Consumers Scramble to Cover Expenses as Savings Dwindle

Consumers’ “reserves” to tackle life’s emergencies and everyday expenses — their savings — are evaporating.

According to Goldman Sachs research, as reported by the Wall Street Journal, U.S. households have spent 35% of the “extra” $2.7 trillion in savings accumulated while the pandemic raged, and by the end of the year, that drawdown will have reached 65%. Inflation has forced many of us to dip into savings accounts to offset the loss of purchasing power. The pressures are apparent in the statistics that in 2020, consumers saved nearly 17% of their disposable income. The most recent percentage, as we noted here, was 3.4%.

In the meantime, the savings consumers have on hand, as tracked by PYMNTS, shows a steady downtrend. 

It’s a pain point for the paycheck-to-paycheck economy (which, by now, envelops nearly two-thirds of us).

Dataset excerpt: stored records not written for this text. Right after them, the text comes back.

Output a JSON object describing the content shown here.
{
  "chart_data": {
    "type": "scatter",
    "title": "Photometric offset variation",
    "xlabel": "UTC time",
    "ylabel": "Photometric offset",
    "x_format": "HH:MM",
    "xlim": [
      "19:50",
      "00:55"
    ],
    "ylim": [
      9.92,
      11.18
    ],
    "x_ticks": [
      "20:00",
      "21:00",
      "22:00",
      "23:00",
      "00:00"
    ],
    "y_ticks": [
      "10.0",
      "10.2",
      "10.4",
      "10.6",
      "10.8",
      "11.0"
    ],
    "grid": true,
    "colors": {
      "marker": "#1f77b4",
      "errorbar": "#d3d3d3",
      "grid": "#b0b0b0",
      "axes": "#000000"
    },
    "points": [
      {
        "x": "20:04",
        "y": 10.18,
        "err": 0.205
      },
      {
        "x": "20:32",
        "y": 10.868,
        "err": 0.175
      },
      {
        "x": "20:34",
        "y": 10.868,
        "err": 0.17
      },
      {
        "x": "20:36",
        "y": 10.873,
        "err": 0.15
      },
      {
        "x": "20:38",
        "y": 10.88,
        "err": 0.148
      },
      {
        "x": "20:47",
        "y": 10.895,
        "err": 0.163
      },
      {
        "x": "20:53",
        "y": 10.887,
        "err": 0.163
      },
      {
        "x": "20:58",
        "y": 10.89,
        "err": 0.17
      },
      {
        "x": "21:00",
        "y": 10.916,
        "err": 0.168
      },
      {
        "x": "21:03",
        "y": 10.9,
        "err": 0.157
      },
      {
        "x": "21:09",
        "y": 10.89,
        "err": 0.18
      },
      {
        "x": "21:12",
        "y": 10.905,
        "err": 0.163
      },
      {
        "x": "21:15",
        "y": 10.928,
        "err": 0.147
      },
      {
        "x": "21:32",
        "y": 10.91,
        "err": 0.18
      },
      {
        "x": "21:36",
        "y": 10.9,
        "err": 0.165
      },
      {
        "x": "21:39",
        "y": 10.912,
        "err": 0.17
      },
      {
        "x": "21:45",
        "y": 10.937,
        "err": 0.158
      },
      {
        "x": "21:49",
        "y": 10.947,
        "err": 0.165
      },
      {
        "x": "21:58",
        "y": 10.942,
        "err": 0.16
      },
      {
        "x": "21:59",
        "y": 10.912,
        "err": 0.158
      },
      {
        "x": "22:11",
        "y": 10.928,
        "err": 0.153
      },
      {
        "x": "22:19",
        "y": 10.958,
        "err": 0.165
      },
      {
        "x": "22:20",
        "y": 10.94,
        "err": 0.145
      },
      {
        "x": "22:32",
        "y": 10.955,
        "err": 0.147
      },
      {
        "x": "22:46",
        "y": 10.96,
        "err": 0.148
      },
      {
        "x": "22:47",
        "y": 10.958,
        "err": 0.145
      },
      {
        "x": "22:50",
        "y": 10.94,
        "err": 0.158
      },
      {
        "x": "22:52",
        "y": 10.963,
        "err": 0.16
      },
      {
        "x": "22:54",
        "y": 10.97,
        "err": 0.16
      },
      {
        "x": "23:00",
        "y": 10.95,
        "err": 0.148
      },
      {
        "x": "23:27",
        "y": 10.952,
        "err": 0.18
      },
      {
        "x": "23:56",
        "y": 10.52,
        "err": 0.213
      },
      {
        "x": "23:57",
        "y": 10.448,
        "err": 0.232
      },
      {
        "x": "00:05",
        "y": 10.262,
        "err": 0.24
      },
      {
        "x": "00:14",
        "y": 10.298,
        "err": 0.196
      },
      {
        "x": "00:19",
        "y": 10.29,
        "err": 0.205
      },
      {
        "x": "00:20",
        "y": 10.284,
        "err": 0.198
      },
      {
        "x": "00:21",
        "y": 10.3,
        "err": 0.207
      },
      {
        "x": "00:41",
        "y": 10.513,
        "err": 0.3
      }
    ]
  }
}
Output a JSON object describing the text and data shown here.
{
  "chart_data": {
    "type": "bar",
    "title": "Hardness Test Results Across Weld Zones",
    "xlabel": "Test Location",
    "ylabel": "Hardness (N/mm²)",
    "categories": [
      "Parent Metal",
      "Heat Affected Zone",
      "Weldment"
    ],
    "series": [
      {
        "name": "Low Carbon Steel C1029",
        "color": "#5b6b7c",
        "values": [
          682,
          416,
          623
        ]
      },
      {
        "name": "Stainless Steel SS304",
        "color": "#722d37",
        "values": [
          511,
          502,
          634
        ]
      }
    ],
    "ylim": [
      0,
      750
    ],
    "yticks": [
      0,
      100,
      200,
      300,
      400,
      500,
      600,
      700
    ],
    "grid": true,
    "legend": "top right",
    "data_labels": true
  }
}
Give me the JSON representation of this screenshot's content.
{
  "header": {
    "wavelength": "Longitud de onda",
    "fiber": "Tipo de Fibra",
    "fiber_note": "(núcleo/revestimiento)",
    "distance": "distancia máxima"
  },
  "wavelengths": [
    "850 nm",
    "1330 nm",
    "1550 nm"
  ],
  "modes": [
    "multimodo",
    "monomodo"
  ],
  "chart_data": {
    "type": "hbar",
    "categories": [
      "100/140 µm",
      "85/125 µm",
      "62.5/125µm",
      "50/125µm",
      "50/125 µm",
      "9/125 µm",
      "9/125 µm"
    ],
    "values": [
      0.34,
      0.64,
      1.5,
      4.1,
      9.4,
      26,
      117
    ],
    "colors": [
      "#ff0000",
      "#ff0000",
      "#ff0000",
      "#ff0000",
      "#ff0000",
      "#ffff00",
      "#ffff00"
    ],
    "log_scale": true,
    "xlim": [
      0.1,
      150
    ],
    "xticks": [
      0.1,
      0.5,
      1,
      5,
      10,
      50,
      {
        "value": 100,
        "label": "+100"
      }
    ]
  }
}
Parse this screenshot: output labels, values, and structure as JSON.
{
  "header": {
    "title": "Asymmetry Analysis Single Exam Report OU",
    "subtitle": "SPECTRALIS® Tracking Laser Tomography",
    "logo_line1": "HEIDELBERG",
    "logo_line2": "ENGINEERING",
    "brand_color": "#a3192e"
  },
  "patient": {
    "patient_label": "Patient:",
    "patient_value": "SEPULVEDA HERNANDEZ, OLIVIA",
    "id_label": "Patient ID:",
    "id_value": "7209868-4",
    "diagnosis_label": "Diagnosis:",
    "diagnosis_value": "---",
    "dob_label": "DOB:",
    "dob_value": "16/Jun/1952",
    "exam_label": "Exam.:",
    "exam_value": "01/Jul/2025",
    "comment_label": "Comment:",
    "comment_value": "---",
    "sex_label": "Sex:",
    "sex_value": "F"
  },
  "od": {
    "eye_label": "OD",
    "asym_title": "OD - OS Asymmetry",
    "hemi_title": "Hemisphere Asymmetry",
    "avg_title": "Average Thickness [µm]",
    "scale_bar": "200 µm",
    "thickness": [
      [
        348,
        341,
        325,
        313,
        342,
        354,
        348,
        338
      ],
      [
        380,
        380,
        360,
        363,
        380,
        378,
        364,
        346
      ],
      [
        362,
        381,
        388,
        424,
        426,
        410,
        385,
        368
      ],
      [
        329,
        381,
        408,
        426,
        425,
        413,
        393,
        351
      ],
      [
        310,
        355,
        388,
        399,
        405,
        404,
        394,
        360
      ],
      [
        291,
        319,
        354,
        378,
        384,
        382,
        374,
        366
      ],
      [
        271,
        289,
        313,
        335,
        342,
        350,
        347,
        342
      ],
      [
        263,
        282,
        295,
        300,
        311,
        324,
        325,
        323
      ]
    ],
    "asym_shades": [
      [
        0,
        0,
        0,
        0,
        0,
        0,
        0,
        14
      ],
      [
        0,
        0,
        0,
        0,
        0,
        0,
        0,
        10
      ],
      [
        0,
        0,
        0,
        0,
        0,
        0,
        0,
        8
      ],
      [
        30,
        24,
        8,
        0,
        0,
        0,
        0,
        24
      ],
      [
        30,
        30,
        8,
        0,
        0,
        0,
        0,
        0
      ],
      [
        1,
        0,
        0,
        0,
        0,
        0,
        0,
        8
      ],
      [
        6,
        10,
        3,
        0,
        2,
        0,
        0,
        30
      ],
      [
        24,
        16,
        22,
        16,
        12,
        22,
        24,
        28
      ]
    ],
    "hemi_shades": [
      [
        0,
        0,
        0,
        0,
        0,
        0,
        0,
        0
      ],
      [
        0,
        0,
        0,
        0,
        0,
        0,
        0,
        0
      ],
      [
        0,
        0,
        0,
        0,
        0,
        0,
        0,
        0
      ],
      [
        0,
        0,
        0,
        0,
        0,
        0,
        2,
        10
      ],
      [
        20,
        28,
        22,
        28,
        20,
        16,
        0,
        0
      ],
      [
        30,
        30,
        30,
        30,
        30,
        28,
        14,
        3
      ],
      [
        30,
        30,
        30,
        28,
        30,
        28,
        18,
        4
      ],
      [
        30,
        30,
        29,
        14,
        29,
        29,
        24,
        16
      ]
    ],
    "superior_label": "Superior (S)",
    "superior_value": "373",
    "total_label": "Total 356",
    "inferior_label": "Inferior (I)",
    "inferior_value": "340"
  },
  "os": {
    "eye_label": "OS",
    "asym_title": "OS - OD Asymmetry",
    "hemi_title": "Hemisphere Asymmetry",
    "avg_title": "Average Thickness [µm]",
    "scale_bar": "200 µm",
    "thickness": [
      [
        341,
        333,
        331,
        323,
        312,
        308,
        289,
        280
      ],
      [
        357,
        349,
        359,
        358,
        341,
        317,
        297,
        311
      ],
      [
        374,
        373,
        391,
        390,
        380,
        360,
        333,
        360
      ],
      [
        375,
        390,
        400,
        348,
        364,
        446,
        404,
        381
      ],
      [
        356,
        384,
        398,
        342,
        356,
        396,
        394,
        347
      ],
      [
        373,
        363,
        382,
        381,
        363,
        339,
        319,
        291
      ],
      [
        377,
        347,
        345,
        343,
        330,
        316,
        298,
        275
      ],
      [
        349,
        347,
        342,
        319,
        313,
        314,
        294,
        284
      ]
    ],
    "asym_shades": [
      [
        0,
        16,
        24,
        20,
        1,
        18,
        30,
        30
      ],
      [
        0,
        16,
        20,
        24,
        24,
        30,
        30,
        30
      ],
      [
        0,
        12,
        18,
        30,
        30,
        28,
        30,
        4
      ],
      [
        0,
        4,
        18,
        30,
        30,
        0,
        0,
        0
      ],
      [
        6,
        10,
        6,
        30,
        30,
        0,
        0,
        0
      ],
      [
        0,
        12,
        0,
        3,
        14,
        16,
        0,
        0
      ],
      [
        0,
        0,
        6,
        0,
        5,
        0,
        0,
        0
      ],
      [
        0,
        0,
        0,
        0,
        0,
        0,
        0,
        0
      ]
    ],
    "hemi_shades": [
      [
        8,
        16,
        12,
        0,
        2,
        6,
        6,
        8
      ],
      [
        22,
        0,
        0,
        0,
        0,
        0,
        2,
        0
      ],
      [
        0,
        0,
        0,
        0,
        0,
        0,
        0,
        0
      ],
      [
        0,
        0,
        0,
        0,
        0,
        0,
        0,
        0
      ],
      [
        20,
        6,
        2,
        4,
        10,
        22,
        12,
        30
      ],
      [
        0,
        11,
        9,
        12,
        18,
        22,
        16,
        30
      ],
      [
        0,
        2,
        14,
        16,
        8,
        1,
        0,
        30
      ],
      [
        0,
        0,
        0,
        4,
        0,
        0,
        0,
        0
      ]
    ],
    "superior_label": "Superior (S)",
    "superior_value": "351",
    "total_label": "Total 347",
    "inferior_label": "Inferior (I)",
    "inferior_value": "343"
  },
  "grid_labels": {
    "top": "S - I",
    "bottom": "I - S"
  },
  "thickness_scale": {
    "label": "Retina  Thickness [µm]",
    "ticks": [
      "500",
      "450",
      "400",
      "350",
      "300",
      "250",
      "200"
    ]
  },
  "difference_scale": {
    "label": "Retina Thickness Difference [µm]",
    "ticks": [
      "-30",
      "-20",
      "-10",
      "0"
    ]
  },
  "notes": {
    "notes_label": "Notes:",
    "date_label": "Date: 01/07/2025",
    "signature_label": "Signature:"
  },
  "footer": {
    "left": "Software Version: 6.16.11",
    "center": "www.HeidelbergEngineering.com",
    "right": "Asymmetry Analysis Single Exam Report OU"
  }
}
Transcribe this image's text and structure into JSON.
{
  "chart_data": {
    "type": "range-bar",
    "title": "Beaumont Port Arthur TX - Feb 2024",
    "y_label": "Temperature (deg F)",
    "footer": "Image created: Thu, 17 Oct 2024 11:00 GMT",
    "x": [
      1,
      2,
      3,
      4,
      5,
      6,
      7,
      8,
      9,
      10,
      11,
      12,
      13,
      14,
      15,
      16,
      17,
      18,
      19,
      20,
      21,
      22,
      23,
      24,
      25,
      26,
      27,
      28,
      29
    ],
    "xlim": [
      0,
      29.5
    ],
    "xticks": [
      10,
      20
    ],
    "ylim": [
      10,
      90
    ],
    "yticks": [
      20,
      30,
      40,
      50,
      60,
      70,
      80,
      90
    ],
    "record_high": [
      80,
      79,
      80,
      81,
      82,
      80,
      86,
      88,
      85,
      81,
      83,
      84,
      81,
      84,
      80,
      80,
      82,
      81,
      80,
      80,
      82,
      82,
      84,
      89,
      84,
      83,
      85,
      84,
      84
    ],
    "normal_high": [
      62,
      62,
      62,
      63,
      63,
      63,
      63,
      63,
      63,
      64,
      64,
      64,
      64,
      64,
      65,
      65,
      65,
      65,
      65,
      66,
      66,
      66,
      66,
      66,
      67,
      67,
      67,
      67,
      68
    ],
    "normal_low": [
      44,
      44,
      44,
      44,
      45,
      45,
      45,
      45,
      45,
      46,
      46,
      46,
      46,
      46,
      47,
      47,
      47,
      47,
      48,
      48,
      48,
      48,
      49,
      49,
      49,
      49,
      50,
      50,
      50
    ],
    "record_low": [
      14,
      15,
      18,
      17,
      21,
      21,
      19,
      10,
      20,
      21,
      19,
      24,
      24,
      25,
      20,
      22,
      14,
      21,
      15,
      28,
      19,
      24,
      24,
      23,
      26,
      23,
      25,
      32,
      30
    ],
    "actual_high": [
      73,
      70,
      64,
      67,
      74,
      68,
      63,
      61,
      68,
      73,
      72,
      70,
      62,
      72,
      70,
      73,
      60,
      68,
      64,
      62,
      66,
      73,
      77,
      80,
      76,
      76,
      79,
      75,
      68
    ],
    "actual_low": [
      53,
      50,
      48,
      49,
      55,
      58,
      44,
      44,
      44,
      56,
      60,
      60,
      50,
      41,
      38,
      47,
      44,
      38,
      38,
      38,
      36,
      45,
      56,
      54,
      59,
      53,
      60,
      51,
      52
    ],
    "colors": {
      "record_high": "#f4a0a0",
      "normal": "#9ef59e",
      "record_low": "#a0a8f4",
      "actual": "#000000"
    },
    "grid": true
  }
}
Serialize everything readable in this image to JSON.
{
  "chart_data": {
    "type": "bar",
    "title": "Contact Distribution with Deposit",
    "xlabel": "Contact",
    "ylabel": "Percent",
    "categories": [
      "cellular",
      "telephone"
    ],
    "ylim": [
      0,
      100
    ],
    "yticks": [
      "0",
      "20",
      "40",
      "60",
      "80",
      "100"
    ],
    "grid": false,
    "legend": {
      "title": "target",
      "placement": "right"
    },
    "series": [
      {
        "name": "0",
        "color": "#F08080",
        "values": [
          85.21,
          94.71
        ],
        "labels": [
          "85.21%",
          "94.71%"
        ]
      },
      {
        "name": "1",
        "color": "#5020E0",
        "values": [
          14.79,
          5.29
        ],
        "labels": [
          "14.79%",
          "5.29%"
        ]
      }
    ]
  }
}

Spending More than We Take In

At the end of last year, joint research from PYMNTS and LendingClub showed that an estimated 31 million — or 12% — of U.S. consumers spent more than they earned in the six months prior to October 2022.  

Drill down a bit, and we see the ability to make up for that shortfall has become increasingly out of reach. 

The paycheck-to-paycheck consumers are half as likely to be stable savers and seven times more likely to have neither savings nor saving capacity than those not living paycheck to paycheck.

The data also shows that there are exogenous shocks in the mix that make it hard to pad savings. About 65% of paycheck-to-paycheck consumers have experienced a financially stressful event in the past three years.  

Those unexpected events can be cataclysmic to financial well-being, including job loss or a medical emergency. In a world where half of the paycheck-to-paycheck consumers say their salary only covers basic expenses and they can’t afford to save money, the negative ripple effects can be long term.

The chart below shows that 48% of those living paycheck to paycheck with issues paying bills have no savings and cannot save. A third of those who take home $50,000 annually are in that cohort. And at a high level, 17.5% of all respondents have no savings and are not saving. 

There are 13.3% who are not saving but have some savings — and we note the stats above show that those savings will likely be drawn down over the coming months. 

As to the dollar amounts coming into the new year that were in the proverbial coffers: Consumers living paycheck to paycheck with issues paying bills reported having savings of $2,460, on average, in November 2022. This is nearly one-third of the average savings held by those living paycheck to paycheck without issues ($7,200).

In the January 2023 iteration of the Paycheck to Paycheck report, more than a quarter of U.S. consumers said they expect their financial situations to worsen in the current year. Inflation is the most pressing reason for that outlook, while nearly 32% see lower savings on the horizon.

The most obvious way to alleviate some of the pressures lies in throttling spending. 

The latest readings show that only a minority of consumers expect to make significant purchases this year. Among paycheck-to-paycheck consumers, regardless of whether they struggle to pay their monthly bills, 30% plan to spend on leisure travel.  

Only about 22% of those living without difficulty and 29% of those struggling said they would purchase expensive electronics or appliances. A relatively anemic 20% of consumers in the middle-income bracket — those earning $50,000 to $100,000 annually — expect to spend money on “big-ticket” electronics, clothing or gifts in the months ahead.